19 Mar

Dans l’Aude, des vignerons inventent le « bio » de demain

Dans l’Aude, l’un des terroirs pionniers du vin bio en France, des vignerons passent à la vitesse supérieure et expérimentent des voies encore plus exigeantes, à l’aune des changements climatiques et des défis environnementaux.

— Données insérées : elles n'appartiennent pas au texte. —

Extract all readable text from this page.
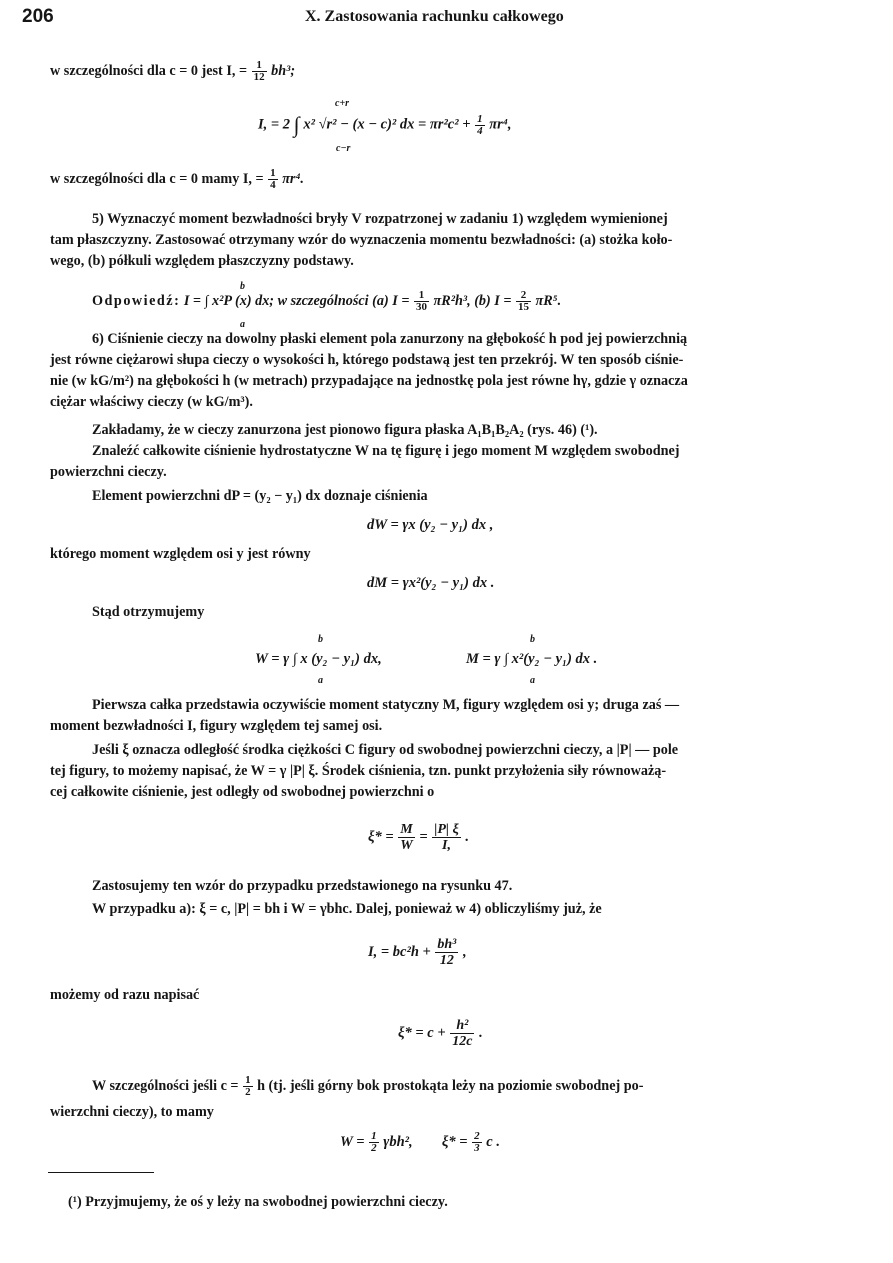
206	X. Zastosowania rachunku całkowego
w szczególności dla c = 0 jest I, = $\frac{1}{12} bh^3$;
I, = 2 ∫ x² √r² − (x − c)² dx = $\pi r^2c^2 + \frac{1}{4} \pi r^4$,
c+r
c−r
w szczególności dla c = 0 mamy I, = $\frac{1}{4} \pi r^4$.
5) Wyznaczyć moment bezwładności bryły V rozpatrzonej w zadaniu 1) względem wymienionej
tam płaszczyzny. Zastosować otrzymany wzór do wyznaczenia momentu bezwładności: (a) stożka koło-
wego, (b) półkuli względem płaszczyzny podstawy.
Odpowiedź: I = ∫ x²P (x) dx; w szczególności (a) $I = \frac{1}{30} \pi R^2h^3$, (b) $I = \frac{2}{15} \pi R^5$.
b
a
6) Ciśnienie cieczy na dowolny płaski element pola zanurzony na głębokość h pod jej powierzchnią
jest równe ciężarowi słupa cieczy o wysokości h, którego podstawą jest ten przekrój. W ten sposób ciśnie-
nie (w kG/m²) na głębokości h (w metrach) przypadające na jednostkę pola jest równe hγ, gdzie γ oznacza
ciężar właściwy cieczy (w kG/m³).
Zakładamy, że w cieczy zanurzona jest pionowo figura płaska A₁B₁B₂A₂ (rys. 46) (¹).
Znaleźć całkowite ciśnienie hydrostatyczne W na tę figurę i jego moment M względem swobodnej
powierzchni cieczy.
Element powierzchni dP = (y₂ − y₁) dx doznaje ciśnienia
dW = γx (y₂ − y₁) dx ,
którego moment względem osi y jest równy
dM = γx²(y₂ − y₁) dx .
Stąd otrzymujemy
W = γ ∫ x (y₂ − y₁) dx,	M = γ ∫ x²(y₂ − y₁) dx .
b
a
b
a
Pierwsza całka przedstawia oczywiście moment statyczny M, figury względem osi y; druga zaś —
moment bezwładności I, figury względem tej samej osi.
Jeśli ξ oznacza odległość środka ciężkości C figury od swobodnej powierzchni cieczy, a |P| — pole
tej figury, to możemy napisać, że W = γ |P| ξ. Środek ciśnienia, tzn. punkt przyłożenia siły równoważą-
cej całkowite ciśnienie, jest odległy od swobodnej powierzchni o
$\xi* = \frac{M}{W} = \frac{|P| \xi}{I,}$ .
Zastosujemy ten wzór do przypadku przedstawionego na rysunku 47.
W przypadku a): ξ = c, |P| = bh i W = γbhc. Dalej, ponieważ w 4) obliczyliśmy już, że
I, = $bc^2h + \frac{\text{bh³}}{12}$ ,
możemy od razu napisać
$\xi* = c + \frac{\text{h²}}{12c}$ .
W szczególności jeśli $c = \frac{1}{2}$ h (tj. jeśli górny bok prostokąta leży na poziomie swobodnej po-
wierzchni cieczy), to mamy
$W = \frac{1}{2} \gamma bh^2$, $\xi* = \frac{2}{3}$ c .
(¹) Przyjmujemy, że oś y leży na swobodnej powierzchni cieczy.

Vignoble de l’Aude – photo d’illustration © France 3 Languedoc Roussillon

coeur du Languedoc, dans l’un des plus vastes vignobles de France, des territoires pionniers comme les Corbières, le Minervois, s’étaient convertis au bio dès les années 70/80. Cette région viticole avait alors « basculé de la production de vin de table vers des marchés à l’export » dont celui du bio, explique Matthieu Dubernet, directeur d’un important laboratoire oenologique du Narbonnais. Aujourd’hui, les démarches sont davantage « personnelles », explique cet observateur privilégié de la filière.

ESPRIT COLLECTIF

« Dans le cru Boutenac, on est passé en « confusion sexuelle » (perturber le système hormonal de reproduction de papillons parasites) et tous nos voisins ont adhéré à cette manière efficace de lutter contre les parasites », indique Louis Fabre, issu d’une famille de vignerons des Corbières « depuis 1605 » qui exploite aujourd’hui cinq propriétés dans les Corbières, le Minervois et le Biterrois. Une expérience qui « a permis de créer un esprit collectif » entre 25 producteurs (indépendants et caves coopératives) qui se sont associés à ce dispositif de pièges biologiques, explique ce vigneron passé au bio dès 1991.

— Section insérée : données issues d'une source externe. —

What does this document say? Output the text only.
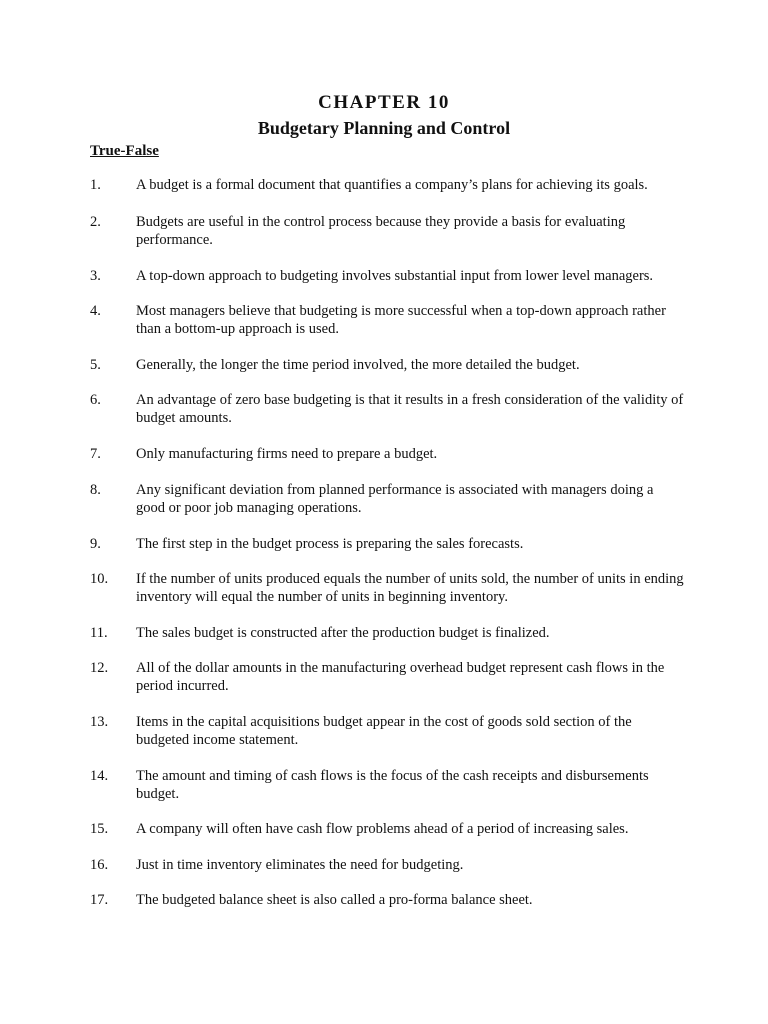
CHAPTER 10
Budgetary Planning and Control
True-False
1. A budget is a formal document that quantifies a company’s plans for achieving its goals.
2. Budgets are useful in the control process because they provide a basis for evaluating performance.
3. A top-down approach to budgeting involves substantial input from lower level managers.
4. Most managers believe that budgeting is more successful when a top-down approach rather than a bottom-up approach is used.
5. Generally, the longer the time period involved, the more detailed the budget.
6. An advantage of zero base budgeting is that it results in a fresh consideration of the validity of budget amounts.
7. Only manufacturing firms need to prepare a budget.
8. Any significant deviation from planned performance is associated with managers doing a good or poor job managing operations.
9. The first step in the budget process is preparing the sales forecasts.
10. If the number of units produced equals the number of units sold, the number of units in ending inventory will equal the number of units in beginning inventory.
11. The sales budget is constructed after the production budget is finalized.
12. All of the dollar amounts in the manufacturing overhead budget represent cash flows in the period incurred.
13. Items in the capital acquisitions budget appear in the cost of goods sold section of the budgeted income statement.
14. The amount and timing of cash flows is the focus of the cash receipts and disbursements budget.
15. A company will often have cash flow problems ahead of a period of increasing sales.
16. Just in time inventory eliminates the need for budgeting.
17. The budgeted balance sheet is also called a pro-forma balance sheet.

Au domaine de La Baronne, dans les Corbières, Jean Lignères, est vigneron et médecin. C’est tout naturellement la santé « des gens qui vivent et travaillent sur le domaine » qui a décidé de sa conversion en bio. « Dans les années 90, on commencé à voir des articles dans la presse médicale sur les maladies environnementales », justifie le médecin.

Mais c’est un voyage en Autriche, il y a une dizaine d’année sur le domaine Meinklang au sud de Vienne, un « modèle en biodynamie », qui le convainc d’évoluer vers ce courant. « Depuis on plante des arbres au milieu des vignes, on a fait des zones humides, on a installé des nichoirs à oiseaux, des ruches, et surtout on travaille avec les astres », l’un des grands principes de la biodynamie, explique Jean Lignères qui a obtenu cette nouvelle certification en 2012.

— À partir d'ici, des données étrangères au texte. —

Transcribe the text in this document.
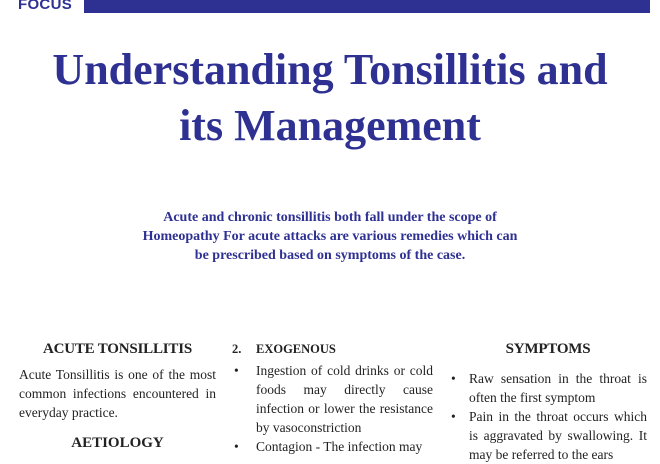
FOCUS
Understanding Tonsillitis and
its Management

Acute and chronic tonsillitis both fall under the scope of
Homeopathy For acute attacks are various remedies which can
be prescribed based on symptoms of the case.

ACUTE TONSILLITIS

Acute Tonsillitis is one of the most common infections encountered in everyday practice.

AETIOLOGY
2. EXOGENOUS
• Ingestion of cold drinks or cold foods may directly cause infection or lower the resistance by vasoconstriction
• Contagion - The infection may
SYMPTOMS
• Raw sensation in the throat is often the first symptom
• Pain in the throat occurs which is aggravated by swallowing. It may be referred to the ears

« LE BIO N’EST PAS PARFAIT »

« Si depuis 40 ans les évolutions qualitatives de la viticulture se sont faites par les appellations, les IGP, le label Bio, certains signaux montrent que l’on est en train de passer à autre chose », signale Matthieu Dubernet. Frantz Vènes, propriétaire de Château Massamier La Mignarde, au pied de la Montagne noire, explique qu’il n’apposera désormais plus que « Languedoc » sur son étiquette.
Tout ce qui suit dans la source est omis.